The Library has extensive collections of French material, with strong collections on local history, chronicles, cartularies, editions of letters and political, legal and biographical works. The new guide and catalogue of archive material open up the records of an important strand of French studies in England. Zoë Karens, former IHR archivist, completed the work in early 2021. Michael Townsend, collections librarian, has now added the guide and a gallery of images as part of the French history collection guide on the IHR website.


The catalogue (pdf) covers around 140 items of different types including seminar registers, correspondence and conference materials such as programmes, invitations, lists of delegates, synopses of papers and details of excursions. The material gives a real social history of the events as well as insights into the study of French history between the 1930s and 1950s. The Anglo-French conferences were organised through connections between the IHR and the British National Conference of the International Congress of Historical Sciences (ICHS).
There are records for the following Anglo-French Conferences
- 1934: Paris (ref: IHR/4/3/16)
- 1939: Cambridge (ref: IHR/4/3/16)
- 1945: London (ref: IHR/4/3/18/1 and IHR/4/3/18/2)
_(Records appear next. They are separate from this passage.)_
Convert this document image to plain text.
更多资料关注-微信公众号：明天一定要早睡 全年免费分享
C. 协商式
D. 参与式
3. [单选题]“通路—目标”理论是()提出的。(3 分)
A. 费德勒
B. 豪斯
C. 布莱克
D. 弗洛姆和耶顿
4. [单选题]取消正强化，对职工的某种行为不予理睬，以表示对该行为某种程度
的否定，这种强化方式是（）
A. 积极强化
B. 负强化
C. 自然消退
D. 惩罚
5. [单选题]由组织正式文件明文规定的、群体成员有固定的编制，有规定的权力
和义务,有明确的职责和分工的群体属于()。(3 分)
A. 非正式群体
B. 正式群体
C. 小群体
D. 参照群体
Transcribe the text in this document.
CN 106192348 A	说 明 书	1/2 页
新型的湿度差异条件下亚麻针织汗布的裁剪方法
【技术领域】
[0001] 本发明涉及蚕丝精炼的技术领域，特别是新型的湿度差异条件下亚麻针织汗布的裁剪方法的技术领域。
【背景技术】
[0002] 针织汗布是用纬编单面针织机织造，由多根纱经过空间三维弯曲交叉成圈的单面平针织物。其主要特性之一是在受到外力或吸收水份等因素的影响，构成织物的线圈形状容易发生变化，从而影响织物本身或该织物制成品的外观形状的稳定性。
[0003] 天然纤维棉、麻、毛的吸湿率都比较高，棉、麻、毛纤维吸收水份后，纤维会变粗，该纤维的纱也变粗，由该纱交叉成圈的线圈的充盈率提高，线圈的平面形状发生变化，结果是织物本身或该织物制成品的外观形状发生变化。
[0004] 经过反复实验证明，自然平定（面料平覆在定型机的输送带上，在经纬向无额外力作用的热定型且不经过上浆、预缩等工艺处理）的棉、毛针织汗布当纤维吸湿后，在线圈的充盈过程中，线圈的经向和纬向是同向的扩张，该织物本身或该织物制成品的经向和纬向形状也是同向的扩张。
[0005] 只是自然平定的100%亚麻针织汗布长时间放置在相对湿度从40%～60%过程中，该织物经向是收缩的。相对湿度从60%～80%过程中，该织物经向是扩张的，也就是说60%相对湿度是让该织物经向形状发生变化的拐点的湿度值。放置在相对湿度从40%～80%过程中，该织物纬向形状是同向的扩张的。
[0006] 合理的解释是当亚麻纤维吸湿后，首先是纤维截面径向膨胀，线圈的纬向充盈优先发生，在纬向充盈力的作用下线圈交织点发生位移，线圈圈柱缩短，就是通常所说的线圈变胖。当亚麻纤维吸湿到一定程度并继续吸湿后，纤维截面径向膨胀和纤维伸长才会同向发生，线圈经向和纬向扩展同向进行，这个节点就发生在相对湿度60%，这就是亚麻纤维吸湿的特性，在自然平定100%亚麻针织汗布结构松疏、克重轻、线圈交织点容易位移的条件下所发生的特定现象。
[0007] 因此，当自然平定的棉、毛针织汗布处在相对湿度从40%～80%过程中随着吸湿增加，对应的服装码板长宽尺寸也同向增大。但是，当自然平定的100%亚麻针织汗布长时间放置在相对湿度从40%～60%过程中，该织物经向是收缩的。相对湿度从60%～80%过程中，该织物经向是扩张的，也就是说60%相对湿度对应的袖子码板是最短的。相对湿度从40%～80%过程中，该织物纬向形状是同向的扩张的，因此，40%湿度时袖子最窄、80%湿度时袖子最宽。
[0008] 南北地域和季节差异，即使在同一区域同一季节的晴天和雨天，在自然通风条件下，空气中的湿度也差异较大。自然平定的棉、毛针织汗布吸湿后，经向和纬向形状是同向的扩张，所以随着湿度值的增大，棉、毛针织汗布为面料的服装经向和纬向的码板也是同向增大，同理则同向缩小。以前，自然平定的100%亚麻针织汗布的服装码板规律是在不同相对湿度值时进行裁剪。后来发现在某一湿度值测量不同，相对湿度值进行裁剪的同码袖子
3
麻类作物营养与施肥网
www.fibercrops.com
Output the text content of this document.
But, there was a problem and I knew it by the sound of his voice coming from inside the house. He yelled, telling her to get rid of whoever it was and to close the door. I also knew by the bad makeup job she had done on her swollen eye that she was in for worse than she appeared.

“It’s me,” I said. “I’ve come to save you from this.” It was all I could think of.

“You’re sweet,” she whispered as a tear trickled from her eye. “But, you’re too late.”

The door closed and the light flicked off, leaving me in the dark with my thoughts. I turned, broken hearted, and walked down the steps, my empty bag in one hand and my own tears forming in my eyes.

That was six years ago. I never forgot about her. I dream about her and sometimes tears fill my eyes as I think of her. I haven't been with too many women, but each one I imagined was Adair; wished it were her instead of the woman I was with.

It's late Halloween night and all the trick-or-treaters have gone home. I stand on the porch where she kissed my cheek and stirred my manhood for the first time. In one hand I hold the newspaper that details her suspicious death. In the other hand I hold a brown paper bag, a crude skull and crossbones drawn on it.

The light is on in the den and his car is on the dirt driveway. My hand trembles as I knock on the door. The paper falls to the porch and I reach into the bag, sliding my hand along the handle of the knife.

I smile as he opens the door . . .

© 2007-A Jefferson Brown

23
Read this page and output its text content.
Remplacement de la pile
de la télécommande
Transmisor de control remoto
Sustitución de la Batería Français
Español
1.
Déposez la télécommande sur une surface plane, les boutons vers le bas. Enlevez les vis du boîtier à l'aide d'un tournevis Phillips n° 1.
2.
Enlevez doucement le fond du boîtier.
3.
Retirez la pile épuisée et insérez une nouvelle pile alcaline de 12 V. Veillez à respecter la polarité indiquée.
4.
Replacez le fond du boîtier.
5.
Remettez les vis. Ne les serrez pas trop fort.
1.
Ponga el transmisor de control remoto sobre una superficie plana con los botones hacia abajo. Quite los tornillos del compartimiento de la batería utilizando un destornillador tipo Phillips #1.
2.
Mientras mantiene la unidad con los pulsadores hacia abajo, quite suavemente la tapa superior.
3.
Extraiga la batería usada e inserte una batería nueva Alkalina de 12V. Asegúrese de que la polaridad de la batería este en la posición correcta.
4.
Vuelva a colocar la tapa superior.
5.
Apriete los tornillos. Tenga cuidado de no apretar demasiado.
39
- 1952: Bordeaux (ref: IHR/4/3/24, IHR/4/3/25 and IHR/4/26)
- 1954: Edinburgh (re: IHR/4/3/28, IHR/4/3/29 and IHR/4/3/30)
- 1957: Caen (ref: IHR/4/3/38)
Attendance registers from the Modern French History seminar survive from the 1920s to early 1930s and the late 1940s to mid 1950s and show who was studying French history in London at the time. The seminar remains vibrant and, nearly a century after its inception, has been meeting virtually during recent restrictions.